When a transaction is stuck in the queued state, especially due to a nonce gap, practical remedies exist. The simplest is to submit a new transaction from the same address using the missing nonce. Once that gap-filling transaction is confirmed, the stuck transaction can move to pending and be processed.
Another option is replacing a stuck transaction by resubmitting it with the same nonce but a higher fee. On Ethereum, this is called "speed up" or, to cancel, submitting a zero-value transaction to oneself with the same nonce and higher gas price. Once the replacement is confirmed, the original becomes invalid and is dropped from the mempool. Bitcoin has a similar mechanism called Replace-By-Fee (RBF).
Users who wait without action may eventually see their transactions confirmed once congestion eases, though this can take hours or days depending on network conditions.
Several blockchain explorers allow users to track where their transactions stand in real time. Etherscan, Ethplorer, and EthVM serve this function for Ethereum, while BTCScan and Bitcoin Explorer cover Bitcoin transactions. Tools like Mempool.space provide a live view of the Bitcoin mempool, including unconfirmed transaction counts, fee ranges, and block estimates. These resources help users decide whether to wait, speed up, or replace a stalled transaction.
The frequency and duration of queued and stuck transactions are directly tied to network throughput limitations. Blockchain networks are designed to process a finite number of transactions per second, and when demand exceeds that capacity, congestion drives more transactions into prolonged queued or pending states.

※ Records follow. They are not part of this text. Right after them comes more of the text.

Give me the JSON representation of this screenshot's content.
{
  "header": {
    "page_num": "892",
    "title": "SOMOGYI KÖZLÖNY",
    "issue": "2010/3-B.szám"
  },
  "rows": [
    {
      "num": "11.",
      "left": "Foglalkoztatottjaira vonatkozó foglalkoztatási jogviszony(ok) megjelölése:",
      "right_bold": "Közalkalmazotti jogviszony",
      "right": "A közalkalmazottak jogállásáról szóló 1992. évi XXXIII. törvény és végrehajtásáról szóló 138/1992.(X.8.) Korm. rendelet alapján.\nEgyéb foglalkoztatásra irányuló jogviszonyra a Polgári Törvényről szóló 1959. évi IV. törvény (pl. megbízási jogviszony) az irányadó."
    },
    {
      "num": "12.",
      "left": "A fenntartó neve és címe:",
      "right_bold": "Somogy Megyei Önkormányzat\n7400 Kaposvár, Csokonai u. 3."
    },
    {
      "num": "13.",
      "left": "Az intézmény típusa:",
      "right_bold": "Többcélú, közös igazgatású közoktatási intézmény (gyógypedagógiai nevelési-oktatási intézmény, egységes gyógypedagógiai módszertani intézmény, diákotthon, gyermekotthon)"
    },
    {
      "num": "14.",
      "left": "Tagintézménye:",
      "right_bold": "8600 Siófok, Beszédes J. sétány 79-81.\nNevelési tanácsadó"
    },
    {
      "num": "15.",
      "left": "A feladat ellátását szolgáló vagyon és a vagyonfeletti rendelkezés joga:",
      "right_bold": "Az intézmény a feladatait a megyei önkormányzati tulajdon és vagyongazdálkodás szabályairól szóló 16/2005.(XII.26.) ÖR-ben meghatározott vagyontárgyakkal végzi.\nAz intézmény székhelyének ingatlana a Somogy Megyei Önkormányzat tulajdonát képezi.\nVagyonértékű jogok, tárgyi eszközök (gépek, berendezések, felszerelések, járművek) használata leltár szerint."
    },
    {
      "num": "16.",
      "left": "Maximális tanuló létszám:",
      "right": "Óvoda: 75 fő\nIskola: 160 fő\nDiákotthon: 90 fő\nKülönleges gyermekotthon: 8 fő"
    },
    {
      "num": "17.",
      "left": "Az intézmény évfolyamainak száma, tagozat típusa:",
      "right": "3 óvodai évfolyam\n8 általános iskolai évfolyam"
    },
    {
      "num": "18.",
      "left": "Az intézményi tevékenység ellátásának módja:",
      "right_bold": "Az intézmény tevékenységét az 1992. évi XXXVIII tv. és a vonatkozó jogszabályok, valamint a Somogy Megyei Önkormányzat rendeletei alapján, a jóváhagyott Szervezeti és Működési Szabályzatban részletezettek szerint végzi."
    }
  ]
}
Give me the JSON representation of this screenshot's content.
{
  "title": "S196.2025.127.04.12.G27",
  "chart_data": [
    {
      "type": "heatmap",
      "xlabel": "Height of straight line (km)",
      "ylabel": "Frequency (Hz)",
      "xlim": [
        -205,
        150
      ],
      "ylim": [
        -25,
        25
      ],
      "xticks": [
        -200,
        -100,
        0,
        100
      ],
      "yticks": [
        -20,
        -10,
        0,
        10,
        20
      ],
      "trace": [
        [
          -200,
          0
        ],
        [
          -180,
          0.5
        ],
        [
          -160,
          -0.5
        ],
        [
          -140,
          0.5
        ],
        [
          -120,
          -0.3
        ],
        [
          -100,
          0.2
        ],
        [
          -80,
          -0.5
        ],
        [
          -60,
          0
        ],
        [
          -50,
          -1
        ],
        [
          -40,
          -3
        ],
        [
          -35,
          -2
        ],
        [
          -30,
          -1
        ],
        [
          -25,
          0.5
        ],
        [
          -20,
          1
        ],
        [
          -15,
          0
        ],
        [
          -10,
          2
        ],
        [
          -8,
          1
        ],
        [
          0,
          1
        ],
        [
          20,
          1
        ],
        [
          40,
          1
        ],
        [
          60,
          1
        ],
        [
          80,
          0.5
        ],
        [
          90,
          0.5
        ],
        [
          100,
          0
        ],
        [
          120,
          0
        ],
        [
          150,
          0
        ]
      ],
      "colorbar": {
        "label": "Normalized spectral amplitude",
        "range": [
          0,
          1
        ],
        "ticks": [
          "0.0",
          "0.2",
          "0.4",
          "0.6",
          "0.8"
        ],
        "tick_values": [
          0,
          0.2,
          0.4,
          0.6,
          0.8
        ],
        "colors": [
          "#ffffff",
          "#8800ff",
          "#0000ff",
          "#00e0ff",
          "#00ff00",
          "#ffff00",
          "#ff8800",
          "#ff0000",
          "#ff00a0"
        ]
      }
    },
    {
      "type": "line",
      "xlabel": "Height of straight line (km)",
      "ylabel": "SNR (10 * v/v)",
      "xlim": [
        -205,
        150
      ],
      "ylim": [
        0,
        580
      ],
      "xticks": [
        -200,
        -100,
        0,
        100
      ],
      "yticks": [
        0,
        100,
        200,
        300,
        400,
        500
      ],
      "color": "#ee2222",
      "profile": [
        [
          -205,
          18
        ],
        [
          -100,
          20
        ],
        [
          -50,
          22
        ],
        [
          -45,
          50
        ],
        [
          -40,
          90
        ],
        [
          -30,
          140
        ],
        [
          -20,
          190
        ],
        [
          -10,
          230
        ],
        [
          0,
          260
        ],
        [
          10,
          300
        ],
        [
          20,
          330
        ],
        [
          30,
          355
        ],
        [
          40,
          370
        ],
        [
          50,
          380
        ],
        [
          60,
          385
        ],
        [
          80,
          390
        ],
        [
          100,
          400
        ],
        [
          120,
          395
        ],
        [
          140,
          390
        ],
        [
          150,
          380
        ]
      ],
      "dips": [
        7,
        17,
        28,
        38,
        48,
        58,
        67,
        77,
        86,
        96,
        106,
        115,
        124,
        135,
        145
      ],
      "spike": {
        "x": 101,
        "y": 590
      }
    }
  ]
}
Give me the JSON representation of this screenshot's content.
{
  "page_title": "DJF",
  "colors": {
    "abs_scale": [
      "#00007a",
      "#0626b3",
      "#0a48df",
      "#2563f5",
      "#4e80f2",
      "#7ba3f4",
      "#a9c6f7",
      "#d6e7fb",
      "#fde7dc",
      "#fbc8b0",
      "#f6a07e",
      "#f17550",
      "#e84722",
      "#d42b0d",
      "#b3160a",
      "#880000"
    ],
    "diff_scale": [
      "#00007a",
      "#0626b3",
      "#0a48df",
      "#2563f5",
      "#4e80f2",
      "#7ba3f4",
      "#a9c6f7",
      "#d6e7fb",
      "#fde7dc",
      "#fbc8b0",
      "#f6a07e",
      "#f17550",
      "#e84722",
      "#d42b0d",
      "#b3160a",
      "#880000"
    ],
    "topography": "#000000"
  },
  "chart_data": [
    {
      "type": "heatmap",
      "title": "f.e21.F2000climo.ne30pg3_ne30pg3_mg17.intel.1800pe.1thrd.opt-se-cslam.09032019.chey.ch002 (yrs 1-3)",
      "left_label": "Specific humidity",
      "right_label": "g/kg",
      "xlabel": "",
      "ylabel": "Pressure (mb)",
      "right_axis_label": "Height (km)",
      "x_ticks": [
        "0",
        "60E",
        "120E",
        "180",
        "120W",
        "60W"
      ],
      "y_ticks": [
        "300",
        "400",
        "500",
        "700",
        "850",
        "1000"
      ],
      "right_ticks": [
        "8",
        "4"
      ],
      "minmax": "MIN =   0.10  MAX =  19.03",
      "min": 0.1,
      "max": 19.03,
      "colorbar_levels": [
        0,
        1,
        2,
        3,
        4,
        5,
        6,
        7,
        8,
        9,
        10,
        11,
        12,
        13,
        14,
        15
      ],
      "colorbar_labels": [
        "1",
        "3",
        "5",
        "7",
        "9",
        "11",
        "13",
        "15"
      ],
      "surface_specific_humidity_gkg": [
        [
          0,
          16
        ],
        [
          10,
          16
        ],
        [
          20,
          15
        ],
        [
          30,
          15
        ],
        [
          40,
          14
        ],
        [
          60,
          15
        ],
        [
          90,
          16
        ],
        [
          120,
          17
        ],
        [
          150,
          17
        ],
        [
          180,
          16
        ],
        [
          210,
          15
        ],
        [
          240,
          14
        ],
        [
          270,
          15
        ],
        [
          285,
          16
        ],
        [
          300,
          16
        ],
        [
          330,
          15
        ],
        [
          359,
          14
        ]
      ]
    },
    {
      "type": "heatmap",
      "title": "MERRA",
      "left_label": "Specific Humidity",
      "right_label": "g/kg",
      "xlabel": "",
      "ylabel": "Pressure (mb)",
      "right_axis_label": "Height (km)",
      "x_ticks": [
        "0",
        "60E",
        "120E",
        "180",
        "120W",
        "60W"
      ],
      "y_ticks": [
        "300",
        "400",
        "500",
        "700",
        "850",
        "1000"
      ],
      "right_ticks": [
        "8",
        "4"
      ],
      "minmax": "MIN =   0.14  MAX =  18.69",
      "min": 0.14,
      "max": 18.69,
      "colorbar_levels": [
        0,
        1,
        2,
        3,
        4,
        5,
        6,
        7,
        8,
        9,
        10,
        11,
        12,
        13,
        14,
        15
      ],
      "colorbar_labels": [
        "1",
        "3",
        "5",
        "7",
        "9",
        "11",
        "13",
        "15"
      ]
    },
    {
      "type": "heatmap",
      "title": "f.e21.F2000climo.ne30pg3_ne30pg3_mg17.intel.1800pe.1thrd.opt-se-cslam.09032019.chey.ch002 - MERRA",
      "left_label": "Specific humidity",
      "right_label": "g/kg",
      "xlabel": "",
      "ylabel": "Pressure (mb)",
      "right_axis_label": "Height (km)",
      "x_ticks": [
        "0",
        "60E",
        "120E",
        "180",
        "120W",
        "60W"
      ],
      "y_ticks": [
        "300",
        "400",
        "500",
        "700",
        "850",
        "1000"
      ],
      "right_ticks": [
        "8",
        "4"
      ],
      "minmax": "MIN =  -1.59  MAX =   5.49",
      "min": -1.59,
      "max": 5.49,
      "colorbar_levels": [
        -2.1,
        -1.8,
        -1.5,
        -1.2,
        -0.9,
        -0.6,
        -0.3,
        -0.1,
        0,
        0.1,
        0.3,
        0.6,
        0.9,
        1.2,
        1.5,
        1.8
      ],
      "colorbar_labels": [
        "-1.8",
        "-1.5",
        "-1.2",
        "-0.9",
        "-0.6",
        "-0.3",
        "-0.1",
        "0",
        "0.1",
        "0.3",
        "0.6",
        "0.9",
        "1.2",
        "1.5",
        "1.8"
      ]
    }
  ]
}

Ongoing development efforts aim to reduce these bottlenecks. Solutions such as sharding, which distribute transaction processing across multiple parallel chains, and layer-two protocols, which handle transactions off the main chain before settling results on it, are designed to increase overall throughput. As these scaling technologies mature, the conditions that drive transactions into lengthy queued states are expected to become less common.